Wolf’s bane
Wolf's bane, despite its name, kills without mercy. It is purportedly known by the scientific name Aconitum, which is derived from the Greek word for "dart," which was used to poison arrows to kill wolves. However, the Anglo-Saxons just knew it as thung, like any other plant that is extremely poisonous.
Wolf's bane consumption results in symptoms such as numbness in the mouth, nausea, vomiting, a weak pulse, breathing difficulties, and a sensation of things crawling on the skin. Aconitine is the poison that's at play. It's best kept away from the kitchen because Hecate created it from Cerberus's hell-foam.

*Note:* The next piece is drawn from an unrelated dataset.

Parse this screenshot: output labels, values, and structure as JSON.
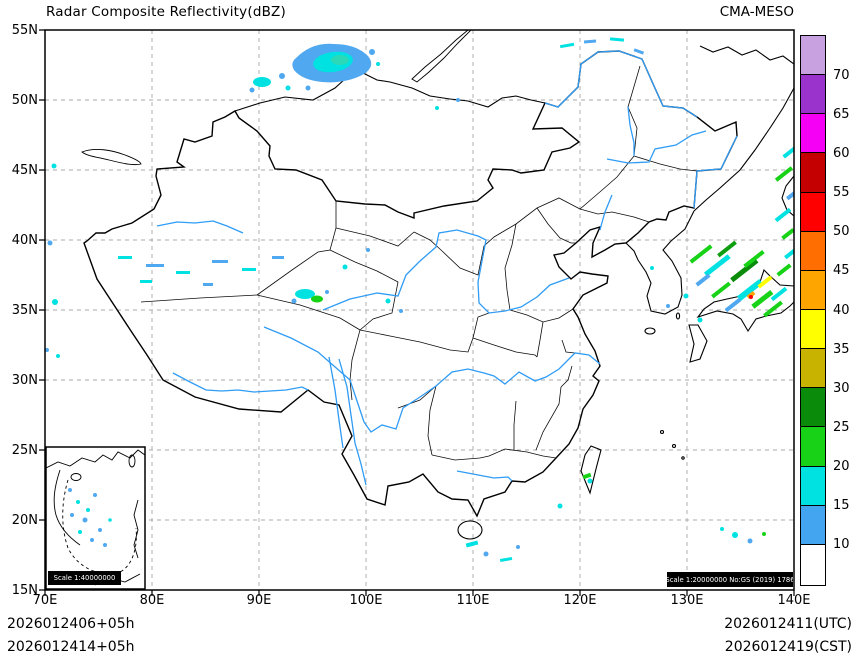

Despite being often confused with horseradish, it scarcely needs the cover. Asian cultures devour the roots for their alleged medicinal properties. Even worse, the president of Kyrgyzstan suggested wolf's bane as a treatment for COVID-19, putting four of his supporters in the hospital.
It was formerly one of the poisons that the death-obsessed Pope Clement VII most dreaded. He was approached in 1524 by a doctor who had an all-purpose antidote to poison, which he tested on aconitine. He fed two convicts wolf's bane-laced marzipan cakes before giving one of them the cure, which was successful, and letting the other suffer till death. The delusional pontiff was later mercifully dispatched with death caps.